Cet exode massif est lié à l'intensification des combats et des bombardements du régime et de son allié russe dans la province d'Idleb (nord-ouest), dernier grand bastion hostile à Damas.

Les combats se sont notamment intensifiés, vendredi 20 décembre à Idleb. Les bombardements du régime syrien et de son allié russe ont provoqué le déplacement de dizaines de milliers de civils, ont indiqué les Nations unies.

Files de véhicules chargés d'effets personnels

La plupart des déplacés ont fui vers le nord pour rejoindre les villes d'Ariha, Saraqeb et Idleb, ou des camps de déplacés déjà surpeuplés le long de la frontière avec la Turquie. Certains autres se rendent dans des zones contrôlées par des rebelles pro-Ankara au nord d'Alep, a précisé l'ONU.

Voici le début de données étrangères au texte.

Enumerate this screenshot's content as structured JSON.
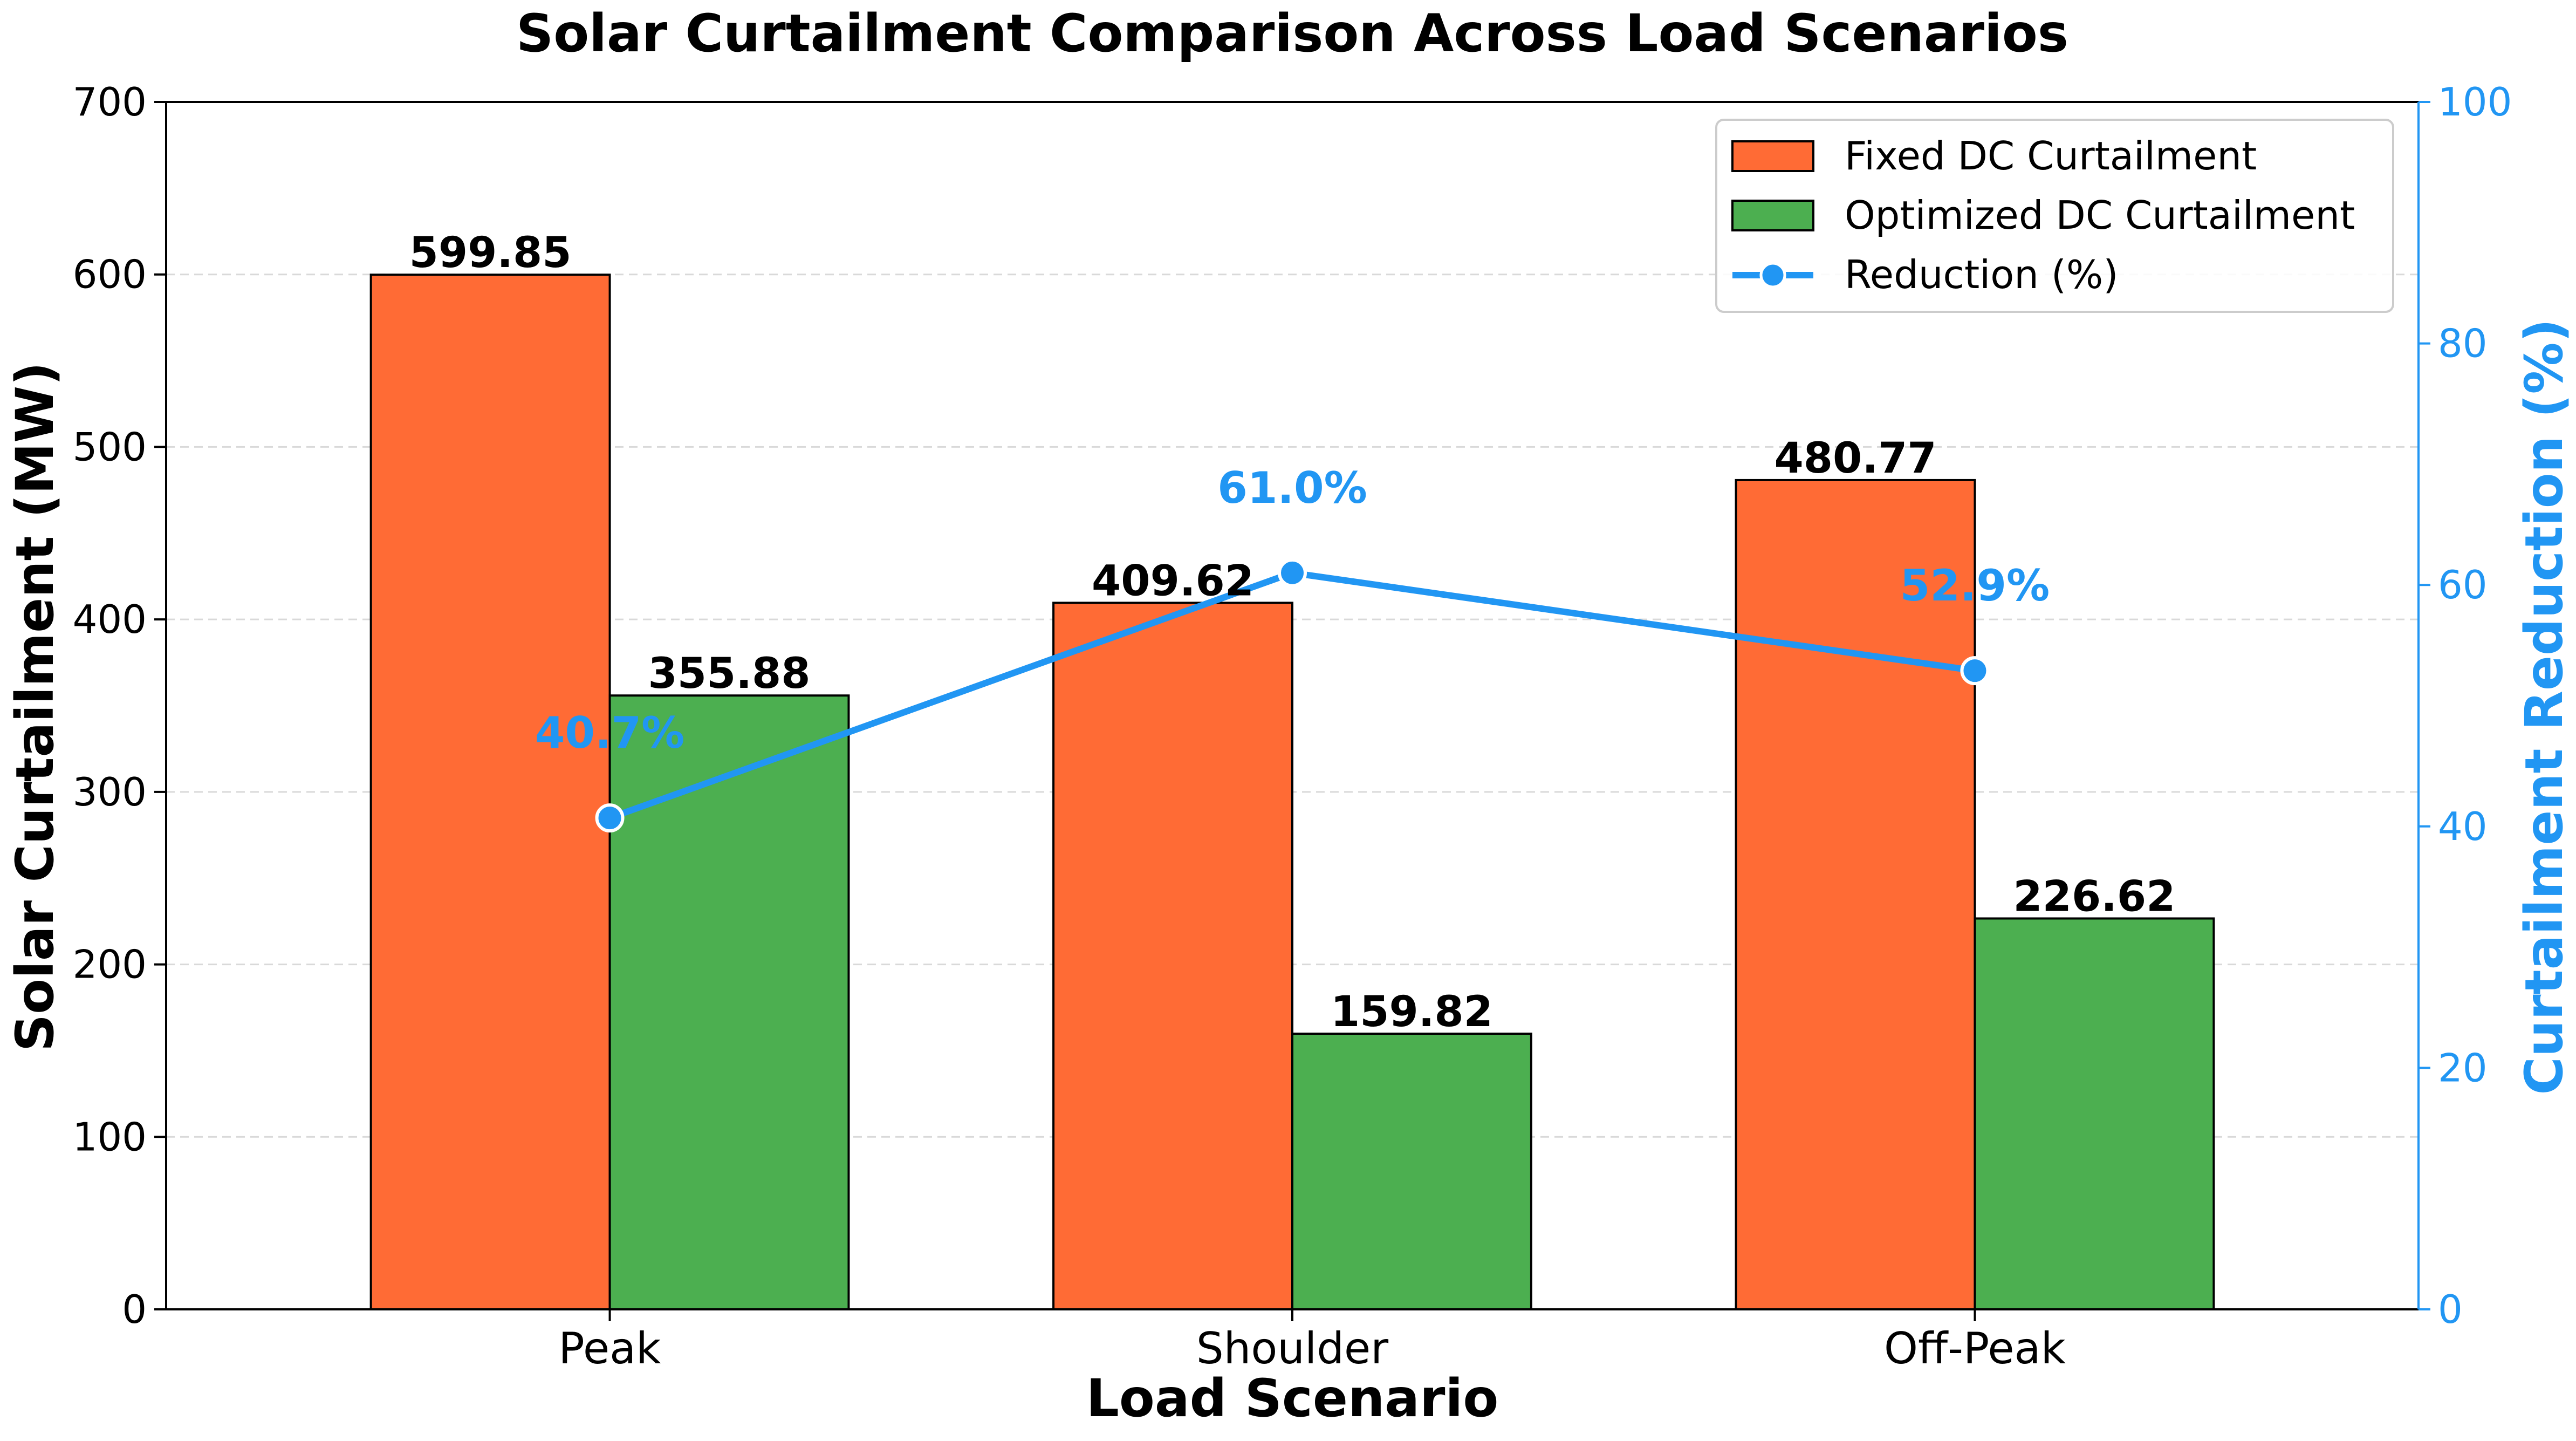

Certaines personnes, qui avaient quitté Maaret al-Noomane pour Saraqeb, "fuient de nouveau plus au nord, anticipant une intensification des combats" dans cette zone, selon la même source.

Selon des correspondants de l'AFP dans la région d'Idleb, de très longues files de véhicules chargés d'effets personnels souvent emportés à la hâte, s'accumulaient sur les routes ces derniers jours.

Le régime, qui contrôle désormais plus de 70 % du territoire, s'est maintes fois dit déterminé à reconquérir Idleb.

Entre avril et août, Damas et Moscou y ont mené une offensive d'envergure, entraînant la mort d'un millier de civils, selon l'Observatoire syrien des droits de l'Homme (OSDH), provoquant la fuite de 400 000 personnes d'après l'ONU.

Près de 3 millions de personnes vivent dans la région d'Idleb, actuellement dominée par les jihadistes du groupe Hayat Tahrir al-Cham (HTS).

Mardi, Ankara a appelé à un nouveau cessez-le-feu à Idleb, exhortant à une désescalade, comme Paris et Washington.

Déclenché en 2011, le conflit en Syrie, par la répression de manifestations prodémocratie par Damas, a fait plus de 370 000 morts et des millions de déplacés et de réfugiés.